Namun, hasil analisis literasi digital menunjukkan fakta yang kontras. Video tersebut hanyalah kompilasi dari berbagai sumber asing yang tidak konsisten dan sengaja dijahit menjadi narasi lokal yang provokatif.

“Hal itu mengindikasikan video tersebut bukan satu rangkaian utuh, melainkan hasil kompilasi dari berbagai sumber berbeda. Ditemukan detail merek produk luar negeri, salah satunya produk insektisida dari Taiwan,” bunyi hasil analisis terhadap keaslian konten tersebut.

Gaya Hidup Mewah Pemeran Video

Tabir di balik sosok pemeran video viral ini perlahan tersingkap dengan penuh kejanggalan. Alih-alih memberikan klarifikasi, sebuah akun yang diduga milik sang pemeran justru memamerkan gaya hidup mewah yang sangat kontras dengan citra kesederhanaan “petani sawit” yang awalnya dibangun.

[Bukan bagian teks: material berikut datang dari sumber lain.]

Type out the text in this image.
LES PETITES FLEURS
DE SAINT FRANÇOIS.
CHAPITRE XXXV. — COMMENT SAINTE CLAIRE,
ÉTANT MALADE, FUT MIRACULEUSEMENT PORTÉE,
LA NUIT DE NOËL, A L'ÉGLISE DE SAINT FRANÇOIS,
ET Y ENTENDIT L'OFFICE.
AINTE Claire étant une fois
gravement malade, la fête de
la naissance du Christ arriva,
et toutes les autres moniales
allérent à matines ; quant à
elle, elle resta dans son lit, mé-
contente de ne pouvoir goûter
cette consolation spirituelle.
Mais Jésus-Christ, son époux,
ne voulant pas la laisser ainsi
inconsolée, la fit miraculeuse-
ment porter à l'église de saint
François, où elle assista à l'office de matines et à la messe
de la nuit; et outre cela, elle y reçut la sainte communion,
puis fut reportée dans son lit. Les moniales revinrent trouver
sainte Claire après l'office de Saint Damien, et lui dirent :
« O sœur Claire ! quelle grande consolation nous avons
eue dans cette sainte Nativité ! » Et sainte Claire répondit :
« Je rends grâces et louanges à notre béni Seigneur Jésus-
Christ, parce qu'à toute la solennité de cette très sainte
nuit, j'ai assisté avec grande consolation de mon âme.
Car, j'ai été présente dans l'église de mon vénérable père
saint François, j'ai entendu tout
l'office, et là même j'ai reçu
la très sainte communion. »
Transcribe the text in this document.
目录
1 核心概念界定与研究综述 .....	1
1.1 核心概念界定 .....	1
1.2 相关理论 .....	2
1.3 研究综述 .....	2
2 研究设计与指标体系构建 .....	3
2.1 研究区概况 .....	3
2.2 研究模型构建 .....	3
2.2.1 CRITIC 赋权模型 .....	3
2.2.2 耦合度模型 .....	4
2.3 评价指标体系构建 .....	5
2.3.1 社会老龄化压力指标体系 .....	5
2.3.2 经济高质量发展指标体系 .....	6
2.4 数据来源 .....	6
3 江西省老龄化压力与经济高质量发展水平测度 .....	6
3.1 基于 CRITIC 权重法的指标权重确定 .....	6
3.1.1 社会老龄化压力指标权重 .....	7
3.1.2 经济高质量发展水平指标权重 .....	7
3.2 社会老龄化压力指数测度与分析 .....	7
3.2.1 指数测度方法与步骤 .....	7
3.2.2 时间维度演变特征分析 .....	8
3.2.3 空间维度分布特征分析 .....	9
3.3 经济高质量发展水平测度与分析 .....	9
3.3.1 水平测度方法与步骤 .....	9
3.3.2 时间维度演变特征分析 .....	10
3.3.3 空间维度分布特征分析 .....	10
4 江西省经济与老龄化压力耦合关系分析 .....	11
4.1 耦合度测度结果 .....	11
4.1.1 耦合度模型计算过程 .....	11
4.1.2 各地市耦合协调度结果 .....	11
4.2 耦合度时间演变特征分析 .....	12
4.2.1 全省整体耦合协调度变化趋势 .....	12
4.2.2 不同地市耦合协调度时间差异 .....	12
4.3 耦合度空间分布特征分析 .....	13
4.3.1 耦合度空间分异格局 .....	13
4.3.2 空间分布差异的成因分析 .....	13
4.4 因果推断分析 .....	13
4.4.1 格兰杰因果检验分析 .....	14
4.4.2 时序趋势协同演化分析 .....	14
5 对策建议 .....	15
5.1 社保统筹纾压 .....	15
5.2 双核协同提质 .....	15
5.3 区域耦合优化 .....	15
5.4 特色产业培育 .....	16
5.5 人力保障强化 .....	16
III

Sorotan netizen tertuju pada kepemilikan aksesori bernilai fantastis, mulai dari jam tangan mewah hingga ponsel premium seharga satu unit mobil Pajero. Hal ini memperkuat dugaan bahwa kisah tersebut hanyalah skenario besar yang dirancang matang demi mendulang trafik digital dan emosi kolektif warganet.

Saldo Rekening Bisa Ludes

Pakar keamanan siber memperingatkan bahwa ancaman terbesar bukanlah isi videonya, melainkan tautan (link) yang disebarkan. Mengklik tautan tersebut sama saja dengan membuka pintu bagi:

Phishing: Pencurian data pribadi dan akses mobile banking.

Malware/Spyware: Program jahat yang mampu membaca SMS OTP dan mengambil alih perangkat.

Ransomware: Penguncian perangkat untuk meminta uang tebusan.

“Dampaknya tidak main-main. Pengguna bisa kehilangan akses akun hingga saldo rekening terkuras habis setelah mengklik atau mengunduh file dari link mencurigakan,” demikian peringatan keras bagi publik.

Ancaman Pidana dan Denda Rp1 Miliar

Berdasarkan Undang-Undang ITE, mendistribusikan konten yang melanggar kesusilaan memiliki konsekuensi hukum yang nyata dan sangat serius.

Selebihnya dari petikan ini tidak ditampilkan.